The theory of differential equations with piecewise constant argument has been developed in the context of mathematical modeling of various processes in biology, chemistry, mechanics, electronics, etc. A new class of differential equations with piecewise constant argument was proposed by M. Akhmet. He suggested the delay argument to be an arbitrary piecewise constant function as opposed to the greatest integer function. Differential equations with piecewise constant argument of generalized type have proven to be more suitable models for studying and solving various application problems, including neural networks, discontinuous dynamical systems, hybrid systems, etc.

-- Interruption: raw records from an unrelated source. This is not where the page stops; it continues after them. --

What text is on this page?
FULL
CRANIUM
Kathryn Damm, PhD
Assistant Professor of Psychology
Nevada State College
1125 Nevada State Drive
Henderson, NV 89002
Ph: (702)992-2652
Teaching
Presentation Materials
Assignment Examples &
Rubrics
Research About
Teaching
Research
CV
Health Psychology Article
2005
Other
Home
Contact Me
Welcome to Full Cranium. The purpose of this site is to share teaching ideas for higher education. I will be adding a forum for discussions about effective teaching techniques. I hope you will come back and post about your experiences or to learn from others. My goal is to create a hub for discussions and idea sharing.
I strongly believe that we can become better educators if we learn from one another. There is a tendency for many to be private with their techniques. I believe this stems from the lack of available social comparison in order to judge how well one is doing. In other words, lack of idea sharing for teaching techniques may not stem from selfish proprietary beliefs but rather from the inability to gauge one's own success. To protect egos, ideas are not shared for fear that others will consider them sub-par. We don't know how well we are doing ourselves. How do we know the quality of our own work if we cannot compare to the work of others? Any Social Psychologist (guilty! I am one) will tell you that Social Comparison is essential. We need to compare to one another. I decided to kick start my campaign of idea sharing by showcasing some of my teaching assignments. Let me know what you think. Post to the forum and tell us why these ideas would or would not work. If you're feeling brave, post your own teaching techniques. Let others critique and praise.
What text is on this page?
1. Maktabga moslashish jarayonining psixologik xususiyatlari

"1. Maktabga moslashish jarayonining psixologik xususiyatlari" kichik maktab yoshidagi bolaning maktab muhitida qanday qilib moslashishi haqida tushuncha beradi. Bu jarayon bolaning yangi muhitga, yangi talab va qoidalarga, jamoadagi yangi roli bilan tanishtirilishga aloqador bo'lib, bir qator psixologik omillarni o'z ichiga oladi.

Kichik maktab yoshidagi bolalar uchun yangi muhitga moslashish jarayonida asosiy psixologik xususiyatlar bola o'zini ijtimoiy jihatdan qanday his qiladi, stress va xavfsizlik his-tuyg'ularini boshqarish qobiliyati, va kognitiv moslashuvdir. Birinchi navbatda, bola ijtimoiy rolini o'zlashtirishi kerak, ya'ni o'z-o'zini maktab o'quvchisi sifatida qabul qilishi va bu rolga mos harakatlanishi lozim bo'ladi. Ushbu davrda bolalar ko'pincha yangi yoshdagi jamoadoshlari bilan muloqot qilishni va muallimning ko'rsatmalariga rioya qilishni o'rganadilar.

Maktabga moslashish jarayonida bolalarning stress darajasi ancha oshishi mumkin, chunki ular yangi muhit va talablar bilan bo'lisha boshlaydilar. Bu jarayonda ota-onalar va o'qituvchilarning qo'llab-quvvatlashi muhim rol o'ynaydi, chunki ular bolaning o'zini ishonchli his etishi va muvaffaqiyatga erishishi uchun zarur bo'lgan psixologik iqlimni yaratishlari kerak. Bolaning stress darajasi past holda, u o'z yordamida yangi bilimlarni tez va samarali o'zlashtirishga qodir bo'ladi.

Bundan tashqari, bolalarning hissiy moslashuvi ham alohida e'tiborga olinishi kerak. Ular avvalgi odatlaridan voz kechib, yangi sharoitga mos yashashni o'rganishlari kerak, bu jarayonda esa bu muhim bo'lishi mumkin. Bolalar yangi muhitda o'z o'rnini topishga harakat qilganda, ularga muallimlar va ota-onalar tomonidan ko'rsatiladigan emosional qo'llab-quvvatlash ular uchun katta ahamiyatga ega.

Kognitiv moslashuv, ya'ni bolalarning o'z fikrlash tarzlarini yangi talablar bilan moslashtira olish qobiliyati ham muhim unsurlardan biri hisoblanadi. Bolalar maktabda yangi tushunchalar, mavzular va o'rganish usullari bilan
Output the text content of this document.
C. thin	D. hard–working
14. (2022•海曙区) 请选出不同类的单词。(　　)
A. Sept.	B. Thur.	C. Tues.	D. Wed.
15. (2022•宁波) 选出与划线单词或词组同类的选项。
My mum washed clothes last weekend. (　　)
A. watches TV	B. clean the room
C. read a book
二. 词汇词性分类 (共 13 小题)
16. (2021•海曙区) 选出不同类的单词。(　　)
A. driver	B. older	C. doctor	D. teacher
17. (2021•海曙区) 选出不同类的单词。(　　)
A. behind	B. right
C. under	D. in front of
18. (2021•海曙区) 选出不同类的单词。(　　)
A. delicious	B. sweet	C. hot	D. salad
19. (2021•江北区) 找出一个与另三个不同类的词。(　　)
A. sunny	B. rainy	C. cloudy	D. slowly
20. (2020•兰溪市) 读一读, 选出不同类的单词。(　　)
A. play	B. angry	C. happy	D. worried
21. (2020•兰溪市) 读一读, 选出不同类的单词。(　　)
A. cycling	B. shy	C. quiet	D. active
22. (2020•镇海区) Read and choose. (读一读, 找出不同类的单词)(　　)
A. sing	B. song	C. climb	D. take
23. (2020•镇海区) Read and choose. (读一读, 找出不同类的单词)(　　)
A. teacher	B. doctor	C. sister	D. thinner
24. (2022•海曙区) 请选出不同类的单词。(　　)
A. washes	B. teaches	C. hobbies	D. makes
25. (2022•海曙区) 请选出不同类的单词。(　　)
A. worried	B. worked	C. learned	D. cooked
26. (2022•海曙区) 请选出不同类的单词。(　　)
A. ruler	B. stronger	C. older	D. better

We present an algorithm for solving a nonlocal problem for a system of second-order hyperbolic equations with piecewise constant time argument of generalized type. The method we use is based on the introduction of functional parameters that are set as the values of the desired solution along the lines of the domain partition with respect to the time variable. With the aid of the functional parameters and new unknown functions, the considered problem is reduced to an equivalent problem for a system of hyperbolic equations with data on the interior partition lines and functional relations with respect to the introduced parameters. We developed a two-stage procedure to approximately solve the latter problem: firstly, we solve an initial-value problem for a system of differential equations in functional parameters; then, we solve a problem for a system of hyperbolic equations in new unknown functions with data on the interior partition lines. We derived some conditions for the convergence of approximate solutions to the exact solution of the problem under study in terms of input data and proved that these conditions guarantee the existence of a unique solution of the equivalent problem. Finally, we established coefficient conditions for the unique solvability of the nonlocal problem.
Joint work with Anar Assanova (Institute of Mathematics and Mathematical Modeling, Kazakhstan).